In dem siebenseitigen Antrag „Bildung braucht Zeit — Auf gutem Weg zum Abitur“, den die Grünen NRW auf ihrem kleinen Parteitag im Dezember 2014 debattiert und beschlossen haben (wir berichteten), tauchte „Schulentwicklung“ in Varianten und Variationen 15-mal auf.

In Zeile 171 des Antrags hieß es sogar:

Schulentwicklung ist das Kerngeschäft von Schule.
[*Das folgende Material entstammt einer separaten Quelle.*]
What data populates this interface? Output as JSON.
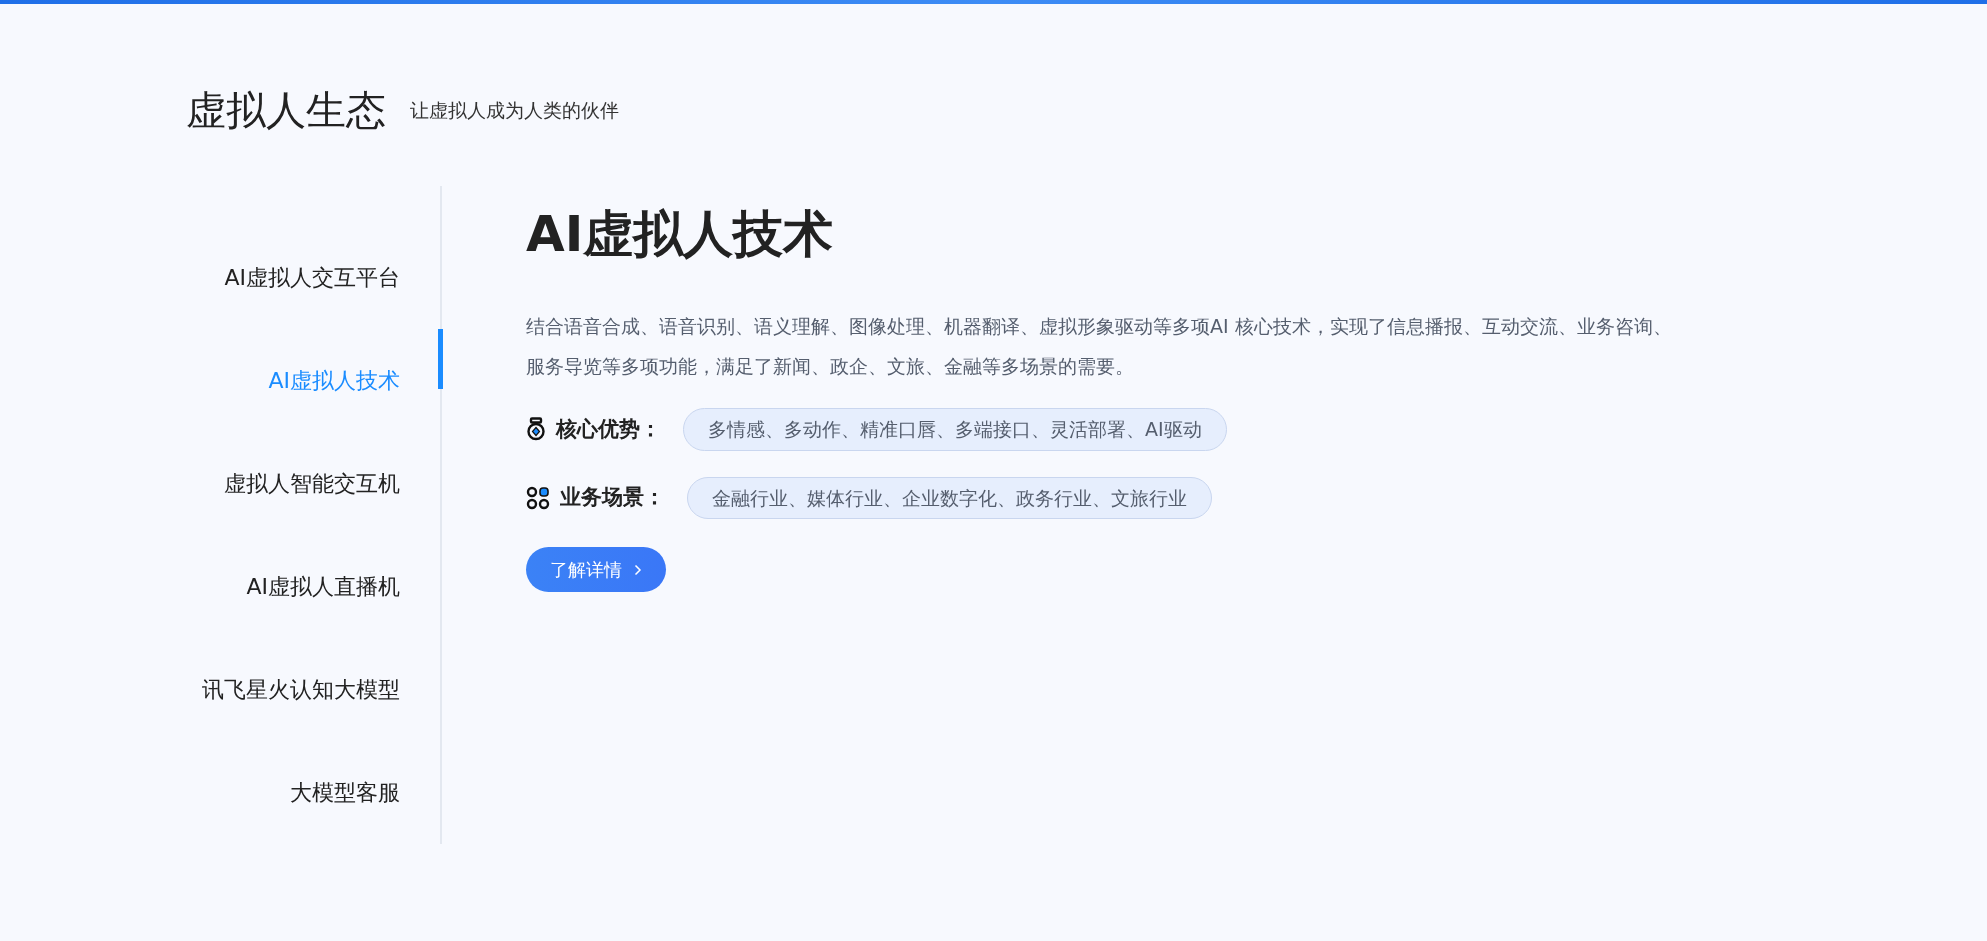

Vielleicht sind wir ja naiv, aber bisher dachten wir — knapp formuliert –, das „Kerngeschäft“ von Schule sei es, Kindern und Jugendlichen etwas beizubringen. Oder ist das Kerngeschäft der Feuerwehr neuerdings die Feuerwehrentwicklung und nicht mehr die Brandbekämpfung? Das Kerngeschäft der Polizei die Polizeientwicklung und nicht mehr „Sicherheit und Ordnung“? Das Kerngeschäft einer Massagepraxis die Massagepraxisentwicklung und nicht mehr die Massage? Das Kerngeschäft einer Bank die Bankentwicklung und nicht mehr das Leihen und Verleihen von Geld? (Warum ist überhaupt von „Kerngeschäft“ die Rede und nicht von „Hauptaufgabe“?)

Der wirklichkeitsfremde Gebrauch von Wörtern wie „Schulentwicklung“ bestätigt leider, was Michael Felten in seinem Büchlein „Schluss mit dem Bildungsgerede!“ schreibt:

Tatsächlich vernebelt das Bildungsgerede unterschiedlichster Couleur den Blick für das Wirkliche und Mögliche in Sachen Schule. Was an dieser Hochstapelei besonders ärgerlich ist: Der gemeine Lehrer in seinem Alltagshandwerk hat ganz andere Sorgen, steht damit aber ziemlich allein da. […]
[M]an sollte das Ohr einmal an die pädagogische Basis halten. Denn von Praktikern, Menschen also, die täglich unterrichten und dies gerne und nicht gerade erfolglos tun, dringt merkwürdigerweise kaum ein Wort in die öffentliche Debatte — und das ist für diese verhängnisvoll.

Ein Schelm, der denkt, Bildungsgerede sei das Kerngeschäft von Bündnis 90/Die Grünen NRW!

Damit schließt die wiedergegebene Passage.